Mumbai: US drug multinational Johnson & Johnson (J&J) plans to introduce its second-line HIV/AIDS drug, Prezista, in India through a local partner who will licence and manufacture the drug in the country.
The J&J move is significant because India’s more than 5.8 million AIDS patients are currently fully dependent on imports for the second- and third-line therapies.
The second-line drugs, comparatively latest discoveries, treat patients with persisting complications after the first line treatment, especially when the virus develops multi-drug resistance in patients due to improper treatments.
According to estimates of some non-government organizations (NGOs) involved with HIV/AIDS work, at least 10,000 HIV-positive people in India have developed resistance to the first line of anti-retroviral treatment and need access to second-line drugs.
This anti-retroviral drug, approved by the US Food and Drug Administration (FDA) in 2006, will be licensed to a major Indian pharmaceutical firm and manufactured locally.
About seven different molecules, including darunavir (generic name of Prezista) are currently available for second-line treatment globally. The World Health Organization’s treatment protocol recommends new drugs, such as lopinivir, retonivir, tenofovir, atezonovir, didanasone, abacavir and their combinations, as second-line therapies.
The average cost of the second-line therapy is over $225 (Rs9,225) per patient per month. This almost equals the cost of the first-line treatment for a whole year. Since most of these drugs are patented, access to them has been a major concern in developing countries.
Prezista, one of the costliest second-line drugs, costs about $20 for a day’s treatment in the US. It is a discovery of Tibotec Pharmaceuticals Ltd, an Ireland-based pharmaceutical research and development company focusing on discovery and development of innovative HIV/AIDS drugs. J&J acquired Tibotec in 2002.
In April, Tibotec signed a similar royalty-free, non-exclusive licence agreement with Aspen Pharma of South Africa for making Prezista available in sub-Saharan Africa. As per this agreement, Prezista will be made and distributed by Aspen and sold at an ex-factory price that should not exceed $3 a day.
“We will make the product available in India soon through a local partnership for manufacturing,” said Paul Stoffels, group chairman, research & development, pharmaceuticals, J&J.

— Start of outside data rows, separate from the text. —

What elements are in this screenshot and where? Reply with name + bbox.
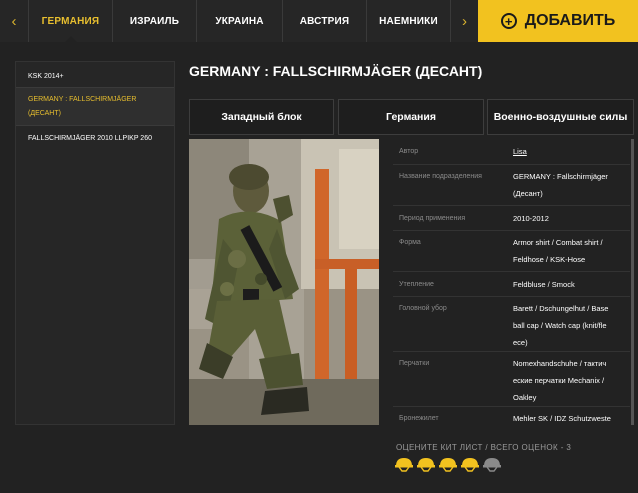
add-button-label: ДОБАВИТЬ [524, 12, 616, 29]
kit-info-table: Автор Lisa Название подразделения GERMAN… [393, 139, 630, 425]
tab-mercenaries[interactable]: НАЕМНИКИ [366, 0, 450, 42]
sidebar-item-fallschirmjager-2010[interactable]: FALLSCHIRMJÄGER 2010 LLPIKP 260 [16, 129, 174, 161]
rating-prompt: ОЦЕНИТЕ КИТ ЛИСТ / ВСЕГО ОЦЕНОК - 3 [396, 443, 572, 452]
helmet-filled-icon[interactable] [394, 456, 414, 472]
info-row-gloves: Перчатки Nomexhandschuhe / тактич еские … [393, 352, 630, 407]
sidebar-item-ksk[interactable]: KSK 2014+ [16, 68, 174, 86]
info-row-body-armor: Бронежилет Mehler SK / IDZ Schutzweste [393, 407, 630, 425]
info-row-uniform: Форма Armor shirt / Combat shirt / Feldh… [393, 231, 630, 272]
info-label: Период применения [399, 215, 466, 222]
info-row-period: Период применения 2010-2012 [393, 206, 630, 231]
info-value: 2010-2012 [513, 214, 549, 223]
rating-helmets[interactable] [394, 456, 502, 472]
info-value: Armor shirt / Combat shirt / Feldhose / … [513, 238, 603, 264]
info-scrollbar[interactable] [631, 139, 634, 425]
helmet-filled-icon[interactable] [438, 456, 458, 472]
info-row-unit: Название подразделения GERMANY : Fallsch… [393, 165, 630, 206]
info-label: Перчатки [399, 360, 430, 367]
tab-country[interactable]: Германия [338, 99, 484, 135]
tab-ukraine[interactable]: УКРАИНА [196, 0, 282, 42]
info-row-insulation: Утепление Feldbluse / Smock [393, 272, 630, 297]
info-label: Автор [399, 148, 419, 155]
info-label: Название подразделения [399, 173, 482, 180]
info-value: Mehler SK / IDZ Schutzweste [513, 414, 611, 423]
info-row-headgear: Головной убор Barett / Dschungelhut / Ba… [393, 297, 630, 352]
page-title: GERMANY : FALLSCHIRMJÄGER (ДЕСАНТ) [189, 63, 483, 79]
kit-photo[interactable] [189, 139, 379, 425]
author-link[interactable]: Lisa [513, 143, 621, 160]
add-button[interactable]: + ДОБАВИТЬ [478, 0, 638, 42]
info-value: Feldbluse / Smock [513, 280, 575, 289]
info-label: Утепление [399, 281, 434, 288]
info-label: Бронежилет [399, 415, 439, 422]
helmet-filled-icon[interactable] [460, 456, 480, 472]
soldier-photo-image [189, 139, 379, 425]
info-value: GERMANY : Fallschirmjäger (Десант) [513, 172, 608, 198]
info-label: Форма [399, 239, 421, 246]
tab-austria[interactable]: АВСТРИЯ [282, 0, 366, 42]
info-value: Nomexhandschuhe / тактич еские перчатки … [513, 359, 607, 402]
info-value: Barett / Dschungelhut / Base ball cap / … [513, 304, 609, 347]
helmet-filled-icon[interactable] [416, 456, 436, 472]
tab-germany[interactable]: ГЕРМАНИЯ [28, 0, 112, 42]
info-label: Головной убор [399, 305, 447, 312]
top-nav: ‹ ГЕРМАНИЯ ИЗРАИЛЬ УКРАИНА АВСТРИЯ НАЕМН… [0, 0, 638, 42]
plus-circle-icon: + [500, 13, 517, 29]
tab-israel[interactable]: ИЗРАИЛЬ [112, 0, 196, 42]
nav-next-arrow-icon[interactable]: › [450, 0, 478, 42]
info-row-author: Автор Lisa [393, 139, 630, 165]
sidebar: KSK 2014+ GERMANY : FALLSCHIRMJÄGER (ДЕС… [15, 61, 175, 425]
tab-western-bloc[interactable]: Западный блок [189, 99, 334, 135]
sidebar-item-fallschirmjager[interactable]: GERMANY : FALLSCHIRMJÄGER (ДЕСАНТ) [16, 87, 174, 126]
tab-branch[interactable]: Военно-воздушные силы [487, 99, 634, 135]
nav-prev-arrow-icon[interactable]: ‹ [0, 0, 28, 42]
helmet-empty-icon[interactable] [482, 456, 502, 472]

Stoffels was in India recently to inaugurate the company’s new R&D lab in Mumbai. “The drug is likely to be priced in India at around the same level at which it is sold in sub-Saharan Africa,” said Stoffels. He declined to give additional details because “we have not yet finalized the Indian partner.”
“Though the global access programme for HIV/AIDS drugs by the patent holders offers hope for developing countries that are in the grip of the deadly disease, these drugs would still be beyond the reach of most patients in India,” notes Celina D’Costa of the Indian Network for People Living with HIV/AIDS, an NGO. “Most of the people who need second-line treatment at the moment are those with very low income levels.”
“Every year, approximately 10% of those who have been on first line anti-retroviral treatment for three or four years will need newer medications. This is because they either develop resistance to the first line of therapy or they are showing signs of toxicity,” says Leena Menghaney, project manager, India, of Campaign for Access to Essential Medicines, initiatied by Medicins Sans Frontiers (MSF), an international not-for-profit health access organization.
While the Indian government provides free access to first-line treatment through hospitals, it does not provide second-line drugs. Though the government has announced it plans to provide HIV-positive people with access to second-line anti-retroviral drugs as early as next year, it has not yet met its target of providing 100,000 patients with access to free first line anti-retrovirals. The government currently provides first-line drugs to only about 67,000 patients and expects to meet its target by the end of 2007.
One reason why second-line treatment is not cheap is that there aren’t too many generic alternatives to these drugs. “The foreign drug makers developed these drugs have filed patent applications in India too,” says Menghaney of MSF. Since the newer drugs could qualify for patents, generic players have not started producing them.